München. Um kurz nach 14 Uhr verkündet Peter Cassalette die frohe Botschaft: „Das ist der Mann, der uns in die erste Liga führen soll“, stellt der Präsident des Traditionsvereins TSV 1860 München Vitor Pereira den Fans vor. Jubel unter den rund 250 Fans in der Traditionsgaststätte Hacker an der Theresienhöhe unweit des Oktoberfestgeländes. Der Reflex funktioniert auch 12 Jahre nach dem Abstieg aus der ersten Liga noch: Aufstieg ankündigen, Jubel. Wissen, das auch Pereira umgehend anwendet. „We go to the top“, ruft er von einer Empore den Anhängern zu. Jubel. Es ist davon auszugehen, dass der Portugiese diesen Kniff aber nicht erst von Cassalette lernen musste. Der 48-Jährige arbeitete bereits für türkische und griechische Traditionsvereine. Die Fans dort gelten als noch ein wenig enthusiastischer als mit Freibier versorgte Münchner. Pereira macht bereits vor seiner Ansprache zum Löwenvolk einen vergnügten Eindruck. Als rund 20 Jugendspieler der Münchner ihn mit einer Laola empfangen klatscht er jedes der Kinder begeistert ab. In der Wirtschaft lässt er sich bereitwillig Arme über die Schultern legen und Sympathiebekundungen ins Ohr schreien. Selfies mit verzückten Fans, dazu die Löwenhymne „Stark wie noch nie“. Nicht schlecht für einen Klub, den zur Winterpause nur zwei Punkte vom Relegationsplatz 16 in der zweiten Liga trennen.
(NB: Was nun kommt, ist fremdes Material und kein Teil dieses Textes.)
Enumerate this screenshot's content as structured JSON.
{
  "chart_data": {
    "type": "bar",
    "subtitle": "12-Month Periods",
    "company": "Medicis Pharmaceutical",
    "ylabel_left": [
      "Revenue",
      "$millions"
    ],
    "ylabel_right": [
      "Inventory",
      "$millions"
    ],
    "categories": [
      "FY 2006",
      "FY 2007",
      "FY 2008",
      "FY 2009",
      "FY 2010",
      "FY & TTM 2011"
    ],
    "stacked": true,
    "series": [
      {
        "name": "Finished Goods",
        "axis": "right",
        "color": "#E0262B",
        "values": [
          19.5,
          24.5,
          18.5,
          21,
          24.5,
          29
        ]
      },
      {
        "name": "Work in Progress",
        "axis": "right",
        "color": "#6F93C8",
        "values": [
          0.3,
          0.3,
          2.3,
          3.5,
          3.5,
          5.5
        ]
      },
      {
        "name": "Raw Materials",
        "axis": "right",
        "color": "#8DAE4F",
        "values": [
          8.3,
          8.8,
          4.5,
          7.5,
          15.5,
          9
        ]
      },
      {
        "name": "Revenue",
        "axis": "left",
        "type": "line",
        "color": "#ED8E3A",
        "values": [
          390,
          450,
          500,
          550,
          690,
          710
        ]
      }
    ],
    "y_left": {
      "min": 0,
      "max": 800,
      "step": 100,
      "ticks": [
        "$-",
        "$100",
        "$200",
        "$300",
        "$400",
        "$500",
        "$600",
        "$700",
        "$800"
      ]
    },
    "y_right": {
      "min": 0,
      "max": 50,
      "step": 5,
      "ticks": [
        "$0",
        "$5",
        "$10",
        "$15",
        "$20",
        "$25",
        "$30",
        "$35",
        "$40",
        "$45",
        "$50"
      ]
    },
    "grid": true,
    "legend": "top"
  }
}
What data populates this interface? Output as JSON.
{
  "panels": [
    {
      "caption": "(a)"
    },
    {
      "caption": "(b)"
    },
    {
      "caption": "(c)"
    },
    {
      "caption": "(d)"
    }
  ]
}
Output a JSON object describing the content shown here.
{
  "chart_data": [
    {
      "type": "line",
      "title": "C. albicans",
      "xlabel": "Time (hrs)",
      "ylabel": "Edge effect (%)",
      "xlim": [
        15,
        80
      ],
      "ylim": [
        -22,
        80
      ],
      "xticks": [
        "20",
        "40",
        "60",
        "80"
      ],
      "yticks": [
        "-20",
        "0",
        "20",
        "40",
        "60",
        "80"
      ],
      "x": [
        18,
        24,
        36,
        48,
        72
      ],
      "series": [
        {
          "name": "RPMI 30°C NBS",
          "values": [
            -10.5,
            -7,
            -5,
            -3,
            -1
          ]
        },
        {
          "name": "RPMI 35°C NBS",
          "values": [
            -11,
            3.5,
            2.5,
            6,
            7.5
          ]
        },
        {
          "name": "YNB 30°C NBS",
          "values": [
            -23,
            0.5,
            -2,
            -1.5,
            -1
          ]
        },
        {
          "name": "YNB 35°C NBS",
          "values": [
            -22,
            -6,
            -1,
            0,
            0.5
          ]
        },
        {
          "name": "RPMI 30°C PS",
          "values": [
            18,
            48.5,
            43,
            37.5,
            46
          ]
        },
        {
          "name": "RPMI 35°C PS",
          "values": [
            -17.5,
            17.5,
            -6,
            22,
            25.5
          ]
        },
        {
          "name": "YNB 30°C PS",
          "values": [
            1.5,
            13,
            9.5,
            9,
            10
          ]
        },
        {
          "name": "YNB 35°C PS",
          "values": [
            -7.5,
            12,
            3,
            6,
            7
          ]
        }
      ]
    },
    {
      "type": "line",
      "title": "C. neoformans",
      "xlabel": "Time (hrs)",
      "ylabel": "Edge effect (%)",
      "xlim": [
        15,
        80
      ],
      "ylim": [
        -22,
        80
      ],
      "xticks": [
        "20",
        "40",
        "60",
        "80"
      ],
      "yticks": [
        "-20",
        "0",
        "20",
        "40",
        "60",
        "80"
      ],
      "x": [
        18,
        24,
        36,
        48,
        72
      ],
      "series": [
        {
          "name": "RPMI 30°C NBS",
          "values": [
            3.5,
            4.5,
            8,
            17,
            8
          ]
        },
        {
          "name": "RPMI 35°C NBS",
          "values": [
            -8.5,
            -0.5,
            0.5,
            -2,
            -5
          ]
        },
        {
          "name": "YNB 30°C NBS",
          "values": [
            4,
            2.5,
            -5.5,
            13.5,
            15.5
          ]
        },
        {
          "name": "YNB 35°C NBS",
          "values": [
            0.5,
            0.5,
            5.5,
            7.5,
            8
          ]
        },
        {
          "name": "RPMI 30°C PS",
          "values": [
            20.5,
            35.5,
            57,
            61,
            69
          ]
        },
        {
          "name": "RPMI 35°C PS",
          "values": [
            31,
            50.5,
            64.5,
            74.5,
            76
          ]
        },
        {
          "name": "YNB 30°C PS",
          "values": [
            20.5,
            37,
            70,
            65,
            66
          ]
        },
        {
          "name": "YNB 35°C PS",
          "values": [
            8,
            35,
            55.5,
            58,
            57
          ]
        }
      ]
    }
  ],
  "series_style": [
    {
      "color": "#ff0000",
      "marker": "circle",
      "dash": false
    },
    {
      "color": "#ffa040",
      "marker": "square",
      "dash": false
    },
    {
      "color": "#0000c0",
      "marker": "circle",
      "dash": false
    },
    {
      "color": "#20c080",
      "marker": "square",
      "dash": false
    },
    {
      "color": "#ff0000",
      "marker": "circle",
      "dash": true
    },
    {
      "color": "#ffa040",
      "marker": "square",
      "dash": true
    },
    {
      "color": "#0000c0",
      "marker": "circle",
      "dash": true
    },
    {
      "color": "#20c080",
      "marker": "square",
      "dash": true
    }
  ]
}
Pereira wird sich über die triste Situation bei den Münchnern informiert haben, ehe er seinen bis 2018 datierten Vertrag unterschrieb. Zumindest versicherte er auf seiner Inthronisierungs-Pressekonferenz, er habe die Lage eingehend analysiert. Immerhin glich der Verein zumindest bei diesem Medientermin, der dem Fan-Act vorangestellt war, ansatzweise einem normalen deutschen Profiverein. Dass die Fragerunde mit einstündiger Verspätung anfing, lässt sich mit dem schwierigen Unterfangen erklären, die Zeitpläne aller wichtigen Personen zu synchronisieren. Pereira kommt aus Portugal, Investor Hasan Ismaik aus Jordanien. Geschäftsführer Anthony Power hat einen amerikanischen Pass. Ein Münchner Traditionsverein eben. Eigentümlich wirkte lediglich, dass nach der ersten Vorstellung Pereiras Applaus den Raum „Schwabing 3“ erfüllte, indem die Pressekonferenz in einem Münchner Hotel abgehalten wurde. Das lag allerdings nicht an spontaner Begeisterung, die die Journalisten für die Volten des Klubs zum Ausdruck bringen wollten. Sowohl die Entourage Ismaiks, wie auch jene Pereiras beliefen sich ungefähr auf Mannschaftsstärke.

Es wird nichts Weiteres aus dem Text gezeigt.